Despite the unprecedented decision to delay the 2020 Olympic and Paralympic Games in Tokyo, the negative impact on Japan’s economy pales in comparison to the blow from the coronavirus outbreak, economists and market strategists say.
The International Olympic Committee (IOC) on Tuesday caved in to growing calls to postpone the games, and announced they will be held next year due to rising fears about the COVID-19 pandemic.
“Postponing the Olympics at this point has a relatively marginal negative impact, which is actually coming from COVID-19,” Takuji Okubo, North Asia Director at the Economist Corporate Network told CNBC’s Squawk Box Asia on Wednesday. He said the positive impact generally comes from building infrastructure and stadiums and “Japan has already done that.”
Japan is officially pumping $12.6 billion to organize the Olympics, but a national audit board says spending could hit twice that amount, according to NBC News.
Kathy Matsui, chief Japan strategist at Goldman Sachs, agreed that the coronavirus could be a bigger threat.
Speaking to CNBC earlier this week, before the IOC’s decision to postpone the event, she referred to the investment bank’s economic projections that the Olympics’ impact was only meant to boost GDP by about 0.2 percentage points. “So, in the grand scheme of things, relative to Japan’s overall economy, the impact is not that large,” Matsui explained.
The disease has already spread to nearly 200 countries and infected more than 375,000 people worldwide, according to the latest data from the World Health Organization. Over 16,000 people have been killed from the virus since it first emerged in China late last year, WHO data showed.

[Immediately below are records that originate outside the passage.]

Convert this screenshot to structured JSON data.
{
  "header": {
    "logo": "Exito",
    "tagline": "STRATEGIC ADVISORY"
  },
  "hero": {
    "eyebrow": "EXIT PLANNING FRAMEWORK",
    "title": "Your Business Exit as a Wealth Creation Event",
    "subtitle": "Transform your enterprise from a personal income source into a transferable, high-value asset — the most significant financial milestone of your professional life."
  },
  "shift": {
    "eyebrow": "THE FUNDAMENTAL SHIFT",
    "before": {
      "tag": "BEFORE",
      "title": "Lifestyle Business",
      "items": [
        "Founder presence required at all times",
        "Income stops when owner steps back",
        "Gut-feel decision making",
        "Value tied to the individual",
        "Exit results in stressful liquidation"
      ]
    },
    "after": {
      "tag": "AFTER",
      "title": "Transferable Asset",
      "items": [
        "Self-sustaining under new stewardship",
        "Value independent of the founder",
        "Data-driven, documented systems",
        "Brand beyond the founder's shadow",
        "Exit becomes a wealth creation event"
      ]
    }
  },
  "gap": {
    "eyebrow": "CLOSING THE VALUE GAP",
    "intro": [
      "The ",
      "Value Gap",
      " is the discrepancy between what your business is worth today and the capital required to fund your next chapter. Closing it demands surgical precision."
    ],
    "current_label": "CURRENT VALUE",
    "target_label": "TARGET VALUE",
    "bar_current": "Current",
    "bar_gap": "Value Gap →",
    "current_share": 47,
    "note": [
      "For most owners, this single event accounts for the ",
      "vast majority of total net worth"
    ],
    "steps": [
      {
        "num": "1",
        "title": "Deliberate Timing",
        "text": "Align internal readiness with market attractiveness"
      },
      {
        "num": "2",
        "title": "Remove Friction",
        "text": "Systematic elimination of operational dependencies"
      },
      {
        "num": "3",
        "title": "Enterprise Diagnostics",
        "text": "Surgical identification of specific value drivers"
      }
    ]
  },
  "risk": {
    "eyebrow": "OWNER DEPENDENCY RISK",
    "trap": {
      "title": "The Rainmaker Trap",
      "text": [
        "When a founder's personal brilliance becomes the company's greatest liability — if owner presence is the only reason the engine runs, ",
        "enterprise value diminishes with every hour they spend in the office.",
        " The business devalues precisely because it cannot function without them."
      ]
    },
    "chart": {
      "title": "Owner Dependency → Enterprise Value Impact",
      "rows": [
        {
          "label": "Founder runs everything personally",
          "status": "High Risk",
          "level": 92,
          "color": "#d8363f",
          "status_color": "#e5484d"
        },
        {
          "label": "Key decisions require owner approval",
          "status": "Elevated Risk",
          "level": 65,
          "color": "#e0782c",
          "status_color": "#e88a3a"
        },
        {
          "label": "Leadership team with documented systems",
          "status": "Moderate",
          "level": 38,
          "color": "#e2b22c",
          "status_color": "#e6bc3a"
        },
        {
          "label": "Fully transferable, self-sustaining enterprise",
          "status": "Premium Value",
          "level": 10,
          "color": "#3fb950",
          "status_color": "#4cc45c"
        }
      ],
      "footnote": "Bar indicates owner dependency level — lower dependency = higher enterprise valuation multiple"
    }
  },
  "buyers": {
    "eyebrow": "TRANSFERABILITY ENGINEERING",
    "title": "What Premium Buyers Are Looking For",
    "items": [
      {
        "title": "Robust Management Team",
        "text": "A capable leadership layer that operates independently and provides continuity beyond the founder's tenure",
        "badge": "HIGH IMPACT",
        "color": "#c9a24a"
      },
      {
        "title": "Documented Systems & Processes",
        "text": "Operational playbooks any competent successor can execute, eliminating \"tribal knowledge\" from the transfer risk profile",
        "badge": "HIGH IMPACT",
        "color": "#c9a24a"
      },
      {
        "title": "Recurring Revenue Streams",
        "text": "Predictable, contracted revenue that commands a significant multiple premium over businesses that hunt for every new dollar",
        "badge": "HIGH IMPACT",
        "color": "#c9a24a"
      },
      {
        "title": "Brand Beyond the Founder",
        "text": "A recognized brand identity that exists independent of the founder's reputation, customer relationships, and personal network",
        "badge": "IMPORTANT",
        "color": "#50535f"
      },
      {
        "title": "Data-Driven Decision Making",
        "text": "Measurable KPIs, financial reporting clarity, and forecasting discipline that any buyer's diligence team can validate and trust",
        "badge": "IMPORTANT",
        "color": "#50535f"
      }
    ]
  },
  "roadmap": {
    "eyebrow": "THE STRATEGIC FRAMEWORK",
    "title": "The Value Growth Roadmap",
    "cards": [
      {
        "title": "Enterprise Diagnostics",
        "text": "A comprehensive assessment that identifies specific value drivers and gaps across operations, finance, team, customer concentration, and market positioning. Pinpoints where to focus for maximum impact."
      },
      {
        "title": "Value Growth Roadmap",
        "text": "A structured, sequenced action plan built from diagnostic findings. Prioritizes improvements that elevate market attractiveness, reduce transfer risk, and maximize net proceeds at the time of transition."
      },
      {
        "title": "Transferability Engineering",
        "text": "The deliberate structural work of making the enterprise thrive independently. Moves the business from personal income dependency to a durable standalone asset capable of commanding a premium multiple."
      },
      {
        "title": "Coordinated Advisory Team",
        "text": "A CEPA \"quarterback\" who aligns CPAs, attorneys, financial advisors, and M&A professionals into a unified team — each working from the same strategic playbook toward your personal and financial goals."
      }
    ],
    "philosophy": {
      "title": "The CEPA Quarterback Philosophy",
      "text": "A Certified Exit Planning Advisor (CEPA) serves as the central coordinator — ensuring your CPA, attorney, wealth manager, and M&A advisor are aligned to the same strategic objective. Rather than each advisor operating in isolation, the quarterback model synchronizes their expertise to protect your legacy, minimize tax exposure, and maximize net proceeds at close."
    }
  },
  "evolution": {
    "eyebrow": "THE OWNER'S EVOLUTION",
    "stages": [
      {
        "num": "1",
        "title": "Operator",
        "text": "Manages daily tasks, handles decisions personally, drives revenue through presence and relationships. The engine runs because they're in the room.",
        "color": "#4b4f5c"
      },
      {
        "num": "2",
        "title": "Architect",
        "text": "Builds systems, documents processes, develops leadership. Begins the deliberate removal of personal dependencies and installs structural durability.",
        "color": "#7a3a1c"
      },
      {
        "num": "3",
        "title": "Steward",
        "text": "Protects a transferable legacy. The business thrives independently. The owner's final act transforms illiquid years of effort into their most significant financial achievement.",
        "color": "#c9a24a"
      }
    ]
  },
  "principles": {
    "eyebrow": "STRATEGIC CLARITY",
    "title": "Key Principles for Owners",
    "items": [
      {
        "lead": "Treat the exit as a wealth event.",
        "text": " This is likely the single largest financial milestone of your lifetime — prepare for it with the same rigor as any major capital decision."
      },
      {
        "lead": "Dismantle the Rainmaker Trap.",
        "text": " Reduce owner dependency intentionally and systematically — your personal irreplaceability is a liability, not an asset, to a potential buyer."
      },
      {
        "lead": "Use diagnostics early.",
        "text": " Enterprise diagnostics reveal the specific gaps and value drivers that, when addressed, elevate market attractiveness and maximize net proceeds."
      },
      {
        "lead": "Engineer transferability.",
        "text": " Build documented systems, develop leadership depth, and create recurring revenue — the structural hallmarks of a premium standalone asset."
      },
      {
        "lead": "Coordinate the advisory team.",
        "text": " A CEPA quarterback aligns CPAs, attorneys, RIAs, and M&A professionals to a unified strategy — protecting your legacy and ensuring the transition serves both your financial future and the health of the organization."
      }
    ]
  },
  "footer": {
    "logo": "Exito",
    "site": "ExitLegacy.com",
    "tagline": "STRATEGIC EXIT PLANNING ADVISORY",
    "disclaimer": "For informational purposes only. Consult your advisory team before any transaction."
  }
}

The postponement, will, however “call into question what’s happening in the rest of the world and that is a reflection that the COVID-19 situation is not improving and that has a bigger impact on Japanese export demand and domestic consumption and business activity as well,” Matsui said.
Goldman’s economic team expected inbound and domestic consumption to be the biggest contributor to growth from the Olympics, at a combined 550 billion Japanese yen, or about $5 billion. This would have been a much-needed shot in the arm for a sector already hit by an ill-timed sales-tax hike in October last year.
Japan’s corporate giants have been splashing out cash to sponsor the games, in anticipation of that spending spree and to take advantage of the world’s eyes set on Tokyo.
Business leaders may shrug off the disappointment of the Olympics delay for now, though, and keep the focus on mitigating the coronavirus damage. “The bigger concern is to do with overall demand not bouncing back in the second half,” Matsui said.
The Economist Intelligence Unit (EIU) expects Japan’s private consumption to tank by 2% in the 2020 calendar year, with overall GDP declining by 1.6%.
Waqas Adenwala, Asia analyst at EIU, said a rosier picture is expected for 2021, helped by a rebound in consumption due to the delayed Olympics. For the 2021 calendar year, the EIU expects private consumption to rise by 0.8% and GDP growth of 0.9%.
The recovery for the rest of the year depends on the course of coronavirus containment measures. “If Tokyo moves to a full lockdown, we would expect a 5% dip in GDP,” Adenwala predicted.
Japanese authorities have joined their global counterparts in a commitment to soften the economic hit from the outbreak. With the Bank of Japan running low on further monetary policy tools to stimulate the economy, high hopes have been placed on fiscal support. A senior official of Japan’s ruling Liberal Democratic Party, Hiroshige Seko, told reporters Tuesday that an upcoming stimulus package could include cash payouts to give a direct boost to consumption, according to Reuters.
Those measures would no doubt be welcome during a time of great uncertainty.
But as Adenwala pointed out, the Japanese government is contending with the same challenge that world leaders are facing: “People can’t be forced to consume if they’re staying home.”
Correction: This article has been updated to accurately reflect that the forecast from the Economist Intelligence Unit was for the 2020 calendar year.